EXAMPLE You can think of each extension as a higher priority policy, as each extension refines its targets with more granularity than the extension’s parent. For example, the Windows 11 devices will receive only Extension 1.1 because they are more specifically targeted versus the criteria used within Policy 1 and Extension 1. However, if you were to delete Extension 1.1, all Windows 11 devices would automatically adopt the settings of Extension 1 since that extension is targeting all Windows devices.

The policy extension model helps you to build your policies more broadly at the root levels, covering more devices with common settings while allowing you to use extensions to granularly refine the targeting criteria and setting adjustments to deal with exceptions, special situations, and advanced service levels.

Effective settings

Even the best policy management implementation can fail if the solution does not provide comprehensive visibility of the impact it will have, does have, or is going to have across your environment. Pulseway provides visibility of impact on the front end while you are building and configuring your policies as well as on the back end once policies are set.

While you are configuring policies, the editor will show you what Pulseway objects will receive that policy before you save it.
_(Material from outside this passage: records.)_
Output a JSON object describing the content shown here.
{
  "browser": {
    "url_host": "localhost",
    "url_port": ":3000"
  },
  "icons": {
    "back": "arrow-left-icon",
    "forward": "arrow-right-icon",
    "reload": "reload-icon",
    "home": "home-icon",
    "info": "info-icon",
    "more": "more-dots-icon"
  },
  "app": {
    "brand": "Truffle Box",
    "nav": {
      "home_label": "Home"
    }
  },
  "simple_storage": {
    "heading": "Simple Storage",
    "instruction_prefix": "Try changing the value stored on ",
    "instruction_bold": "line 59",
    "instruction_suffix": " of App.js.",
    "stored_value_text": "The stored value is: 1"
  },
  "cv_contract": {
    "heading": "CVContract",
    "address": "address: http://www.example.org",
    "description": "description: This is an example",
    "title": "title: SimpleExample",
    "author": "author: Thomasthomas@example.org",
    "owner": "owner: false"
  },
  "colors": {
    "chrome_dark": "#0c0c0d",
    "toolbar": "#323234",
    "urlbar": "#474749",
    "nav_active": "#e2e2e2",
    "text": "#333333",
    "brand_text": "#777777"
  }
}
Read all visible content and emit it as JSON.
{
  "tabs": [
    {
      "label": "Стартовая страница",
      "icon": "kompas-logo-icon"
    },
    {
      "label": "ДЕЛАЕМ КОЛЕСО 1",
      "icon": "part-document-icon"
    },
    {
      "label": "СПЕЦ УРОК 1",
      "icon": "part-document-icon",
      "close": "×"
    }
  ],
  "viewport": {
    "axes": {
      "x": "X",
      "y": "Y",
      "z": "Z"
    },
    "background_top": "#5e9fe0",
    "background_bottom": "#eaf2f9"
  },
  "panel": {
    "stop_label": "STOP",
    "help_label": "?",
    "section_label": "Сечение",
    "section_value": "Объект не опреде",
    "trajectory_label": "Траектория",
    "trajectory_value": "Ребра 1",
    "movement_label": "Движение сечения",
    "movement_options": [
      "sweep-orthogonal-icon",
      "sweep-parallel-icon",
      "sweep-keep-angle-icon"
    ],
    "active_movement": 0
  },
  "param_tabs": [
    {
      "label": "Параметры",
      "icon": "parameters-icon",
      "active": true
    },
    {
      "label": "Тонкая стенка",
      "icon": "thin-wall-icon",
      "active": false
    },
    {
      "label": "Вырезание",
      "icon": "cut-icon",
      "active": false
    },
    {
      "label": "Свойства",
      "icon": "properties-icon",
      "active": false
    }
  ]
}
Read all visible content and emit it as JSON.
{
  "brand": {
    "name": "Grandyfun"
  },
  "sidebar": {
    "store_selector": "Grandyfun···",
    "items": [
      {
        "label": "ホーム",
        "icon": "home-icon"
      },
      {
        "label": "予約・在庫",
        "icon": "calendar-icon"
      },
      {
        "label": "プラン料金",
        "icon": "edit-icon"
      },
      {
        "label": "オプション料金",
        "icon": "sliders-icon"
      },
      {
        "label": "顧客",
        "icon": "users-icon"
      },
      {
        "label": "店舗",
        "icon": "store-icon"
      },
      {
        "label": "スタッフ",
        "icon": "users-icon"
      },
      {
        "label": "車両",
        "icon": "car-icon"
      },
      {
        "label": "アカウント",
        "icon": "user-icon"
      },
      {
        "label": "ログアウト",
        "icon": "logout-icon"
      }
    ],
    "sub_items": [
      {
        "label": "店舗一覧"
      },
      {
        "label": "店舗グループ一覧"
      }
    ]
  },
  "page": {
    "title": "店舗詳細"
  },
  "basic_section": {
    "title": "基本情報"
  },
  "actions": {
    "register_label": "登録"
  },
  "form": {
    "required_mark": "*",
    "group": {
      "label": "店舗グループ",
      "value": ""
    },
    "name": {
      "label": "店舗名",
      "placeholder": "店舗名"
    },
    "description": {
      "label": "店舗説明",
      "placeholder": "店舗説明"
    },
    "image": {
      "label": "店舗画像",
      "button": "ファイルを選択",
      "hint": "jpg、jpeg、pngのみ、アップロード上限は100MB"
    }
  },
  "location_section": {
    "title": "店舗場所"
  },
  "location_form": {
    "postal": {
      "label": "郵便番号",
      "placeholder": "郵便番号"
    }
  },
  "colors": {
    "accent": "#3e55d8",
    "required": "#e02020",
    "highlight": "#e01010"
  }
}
Once the policies have been configured, effective settings provide visibility of the policies, their profiles, and the settings that have been assigned and applied at all levels of your Pulseway environment. This includes organizations, sites, groups, and devices. For example, when you are working on a device and need to quickly see what settings might be impacting a certain service area, effective settings will help you understand this information while allowing you to maintain the context of your operational workflow.

Basic profiles and policies package

To provide you with a jump-start and to help you understand the policy concepts explained in this topic, Pulseway includes a basic set of profiles and policies preconfigured with a few extensions.


Various profiles with common configurations are available in Pulseway. These can be found by navigating to Administration > Configuration > Profiles and are grouped by folders or content tags.

EXAMPLE The built-in Device Configuration and Monitoring profiles are grouped as Basic Device Profiles.


The built-in policies are named similarly to the profile grouping name.

EXAMPLE The Device Configuration and Monitoring policies are named Basic Device Configuration Policy and Basic Device Monitoring Policy, respectively.

The built-in policies include several of the built-in profiles, and each policy contains two extensions: one for Windows servers and one for Windows workstations.

For new customers, each root policy is already configured to target All Organizations, which means that it is active and will automatically apply to any devices with an Agent you onboard.

NOTE If you were an existing customer when the package was introduced with Pulseway version 10.6, the root policies are not configured with a context target, which means the policies will not be automatically assigned to any devices. To use the policies, simply assign the root policy to any context (that is, organization, site, group).